The term gets mentioned in the Canons of Dordt. The mention is in the context of the rejection of a Remonstrant error. The specific mention is this (at 3/4:V):
(bold is the error being rejected)
Who teach that corrupt and natural man can make such good use of common grace (by which they mean the light of nature) or of the gifts remaining after the fall that he is able thereby gradually to obtain a greater grace-- evangelical or saving grace--as well as salvation itself; and that in this way God, for his part, shows himself ready to reveal Christ to all people, since he provides to all, to a sufficient extent and in an effective manner, the means necessary for the revealing of Christ, for faith, and for repentance.
For Scripture, not to mention the experience of all ages, testifies that this is false: He makes known his words to Jacob, his statutes and his laws to Israel; he has done this for no other nation, and they do not know his laws (Ps. 147:19-20); In the past God let all nations go their own way (Acts 14:16); They (Paul and his companions) were kept by the Holy Spirit from speaking God's word in Asia; and When they had come to Mysia, they tried to go to Bithynia, but the Spirit would not allow them to (Acts 16:6-7).

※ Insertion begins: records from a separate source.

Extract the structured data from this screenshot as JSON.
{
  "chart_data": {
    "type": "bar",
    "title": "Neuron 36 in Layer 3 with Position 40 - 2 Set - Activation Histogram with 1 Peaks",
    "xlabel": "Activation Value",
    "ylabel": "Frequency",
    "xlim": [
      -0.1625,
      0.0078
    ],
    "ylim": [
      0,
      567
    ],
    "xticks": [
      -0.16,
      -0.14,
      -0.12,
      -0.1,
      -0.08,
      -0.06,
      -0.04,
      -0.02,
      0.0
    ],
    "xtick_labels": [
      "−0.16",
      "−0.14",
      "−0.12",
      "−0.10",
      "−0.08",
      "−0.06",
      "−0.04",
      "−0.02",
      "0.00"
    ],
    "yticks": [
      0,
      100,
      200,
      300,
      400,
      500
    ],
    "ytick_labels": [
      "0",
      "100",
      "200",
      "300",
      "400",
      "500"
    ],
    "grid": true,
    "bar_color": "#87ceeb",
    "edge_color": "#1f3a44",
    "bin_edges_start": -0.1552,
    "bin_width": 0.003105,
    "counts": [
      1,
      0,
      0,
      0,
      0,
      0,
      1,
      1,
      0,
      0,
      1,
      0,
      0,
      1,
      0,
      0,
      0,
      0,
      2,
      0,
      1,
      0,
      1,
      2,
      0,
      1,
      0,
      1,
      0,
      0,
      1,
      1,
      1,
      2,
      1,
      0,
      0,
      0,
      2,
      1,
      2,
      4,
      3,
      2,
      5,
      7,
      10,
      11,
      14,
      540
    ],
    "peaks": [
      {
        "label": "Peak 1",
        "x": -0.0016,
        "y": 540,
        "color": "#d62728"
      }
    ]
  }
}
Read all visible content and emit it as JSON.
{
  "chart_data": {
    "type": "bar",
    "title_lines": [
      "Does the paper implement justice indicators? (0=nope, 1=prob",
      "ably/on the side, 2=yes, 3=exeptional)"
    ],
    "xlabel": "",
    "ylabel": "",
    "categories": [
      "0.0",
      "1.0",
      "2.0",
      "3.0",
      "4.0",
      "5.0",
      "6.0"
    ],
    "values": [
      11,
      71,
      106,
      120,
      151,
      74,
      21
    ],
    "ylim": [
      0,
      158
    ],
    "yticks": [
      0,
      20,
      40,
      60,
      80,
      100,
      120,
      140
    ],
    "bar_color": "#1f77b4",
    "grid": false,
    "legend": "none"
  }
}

Notice that the Canon does not say "Those who say 'common grace' are anathema." Instead, it is a particular view of the sufficiency of common grace that is at stake. This is significant, because it means that it is not the phrase itself that is rejected.
Note that "common grace" is defined to mean "the light of nature." The same synod, however, positively expressed the view of the synod on "common grace" or "the light of nature" in this way:
Notice that the synod positively affirms that man has the light of nature, it just rejects the sufficiency of that light of nature for salvation.
Article 4: The Inadequacy of the Light of Nature
There is, to be sure, a certain light of nature remaining in man after the fall, by virtue of which he retains some notions about God, natural things, and the difference between what is moral and immoral, and demonstrates a certain eagerness for virtue and for good outward behavior. But this light of nature is far from enabling man to come to a saving knowledge of God and conversion to him--so far, in fact, that man does not use it rightly even in matters of nature and society. Instead, in various ways he completely distorts this light, whatever its precise character, and suppresses it in unrighteousness. In doing so he renders himself without excuse before God.
I would be remiss if I did not point out that the synod says of this common grace, that "man does not use it rightly even in matters of nature and society." That is a serious blow to those who today are departing radically from the teachings of the Reformers and asserting the sufficiency of the light of nature for matters of society.
There is not a symmetry between Scripture and the light of nature, such that the light of nature is sufficient for nature and society whereas the Bible is sufficient for faith. Instead, the light of nature is utterly insufficient. So taught the Reformers, so teach the Scriptures, and so ought we to believe.